I called one last time.  No answer.  (Later I learned that it was night in Japan and she was asleep!)

I knew as the plane lifted off that if I flew to Osaka and she wasn’t there to pick me up and I had to fly home again later that day that it all would be worth it.  I fell asleep.

The Sufi poet, Rumi, has a poem:

Out beyond ideas of wrong-doing and right-doing,

there is a field. I’ll meet you there.

Suddenly, I was in that place – that field.  A field of great price.  A place of wonder.

Was it wrong to go?  Well, there were lots of reasons why, yes, I could say it was.  I certainly could have planned a bit better.  I certainly could have talked through some things before and recognized why it was so important for me to go.

Was it right to go as well?  So right.January 2016 023

Tsuneko didn’t have a big smile on her face like I had fantasized she might when she met me at the airport.    It was late at night and she’d had a long day and woken to the news of her surprise visitor coming that evening.  But on the train to her family’s house, she said, “It is like a comedy”, which for me felt a lot better than her saying it was a “tragedy”.

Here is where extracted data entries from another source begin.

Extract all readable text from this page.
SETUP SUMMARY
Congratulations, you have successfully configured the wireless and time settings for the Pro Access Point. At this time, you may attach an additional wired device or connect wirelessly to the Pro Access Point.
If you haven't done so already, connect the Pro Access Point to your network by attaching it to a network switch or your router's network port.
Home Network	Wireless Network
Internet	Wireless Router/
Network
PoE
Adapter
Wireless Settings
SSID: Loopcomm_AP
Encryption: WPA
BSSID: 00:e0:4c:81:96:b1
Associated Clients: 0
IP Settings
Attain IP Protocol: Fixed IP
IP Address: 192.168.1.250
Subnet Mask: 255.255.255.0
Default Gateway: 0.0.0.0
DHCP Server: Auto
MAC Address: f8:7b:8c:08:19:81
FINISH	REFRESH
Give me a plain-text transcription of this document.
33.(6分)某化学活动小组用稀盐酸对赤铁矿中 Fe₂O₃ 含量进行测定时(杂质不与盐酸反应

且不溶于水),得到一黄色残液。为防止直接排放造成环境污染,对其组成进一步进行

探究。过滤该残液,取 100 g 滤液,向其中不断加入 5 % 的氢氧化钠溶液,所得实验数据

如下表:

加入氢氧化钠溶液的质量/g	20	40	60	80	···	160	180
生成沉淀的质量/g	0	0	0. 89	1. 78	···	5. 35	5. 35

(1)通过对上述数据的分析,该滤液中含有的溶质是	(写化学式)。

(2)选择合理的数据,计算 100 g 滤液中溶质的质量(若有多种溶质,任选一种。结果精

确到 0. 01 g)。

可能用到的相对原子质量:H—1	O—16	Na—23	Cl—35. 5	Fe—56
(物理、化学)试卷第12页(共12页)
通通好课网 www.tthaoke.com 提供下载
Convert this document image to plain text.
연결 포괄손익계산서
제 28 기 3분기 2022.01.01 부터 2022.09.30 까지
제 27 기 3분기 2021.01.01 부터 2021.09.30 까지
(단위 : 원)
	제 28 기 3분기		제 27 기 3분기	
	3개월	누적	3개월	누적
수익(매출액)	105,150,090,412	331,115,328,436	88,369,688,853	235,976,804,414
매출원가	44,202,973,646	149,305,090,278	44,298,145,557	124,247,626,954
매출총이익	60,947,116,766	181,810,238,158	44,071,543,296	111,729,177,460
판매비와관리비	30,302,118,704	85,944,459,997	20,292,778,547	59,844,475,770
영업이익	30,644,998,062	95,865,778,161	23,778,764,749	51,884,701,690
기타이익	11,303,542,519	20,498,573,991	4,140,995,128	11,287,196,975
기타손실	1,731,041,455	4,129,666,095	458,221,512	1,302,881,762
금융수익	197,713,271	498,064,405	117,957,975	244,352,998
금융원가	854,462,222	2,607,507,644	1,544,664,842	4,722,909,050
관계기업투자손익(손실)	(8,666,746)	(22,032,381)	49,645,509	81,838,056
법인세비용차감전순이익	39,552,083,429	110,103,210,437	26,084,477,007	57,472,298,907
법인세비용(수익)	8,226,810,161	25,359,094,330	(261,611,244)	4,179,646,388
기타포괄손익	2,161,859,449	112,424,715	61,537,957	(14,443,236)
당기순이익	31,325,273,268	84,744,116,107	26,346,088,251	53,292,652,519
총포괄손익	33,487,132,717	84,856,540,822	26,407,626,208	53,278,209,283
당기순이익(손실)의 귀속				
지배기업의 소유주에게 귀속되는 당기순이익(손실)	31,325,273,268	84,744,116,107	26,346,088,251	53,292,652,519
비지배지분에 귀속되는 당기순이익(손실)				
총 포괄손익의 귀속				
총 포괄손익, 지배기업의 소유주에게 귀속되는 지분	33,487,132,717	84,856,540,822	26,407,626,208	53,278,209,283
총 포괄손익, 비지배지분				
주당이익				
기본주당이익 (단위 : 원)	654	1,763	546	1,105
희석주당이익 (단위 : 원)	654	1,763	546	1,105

The next morning and days ahead were truly a wonder.   A priceless gift to take part in New Year’s rituals with her father, brothers and nephew.  A wonder to visit temples and castles and especially to see Tsuneko where she was some and see in her own culture.  It reminded me again what a huge thing it is to be a foreigner in a strange land and what strength and strong will it takes to survive.  The kind of gifts I see in her.

Maybe there is a field you have to go and pursue even though it makes no sense, full of your thousand and one excuses as you always are.   And maybe, you go this time.  You buy the field.

And when you get there, you see that Jesus has been there all the time.  Rumi and Mary Oliver too. Sometimes, despite myself, I am there as well.  It’s a good place to be.

Out there, in that field, I hope soon, we’ll meet together there.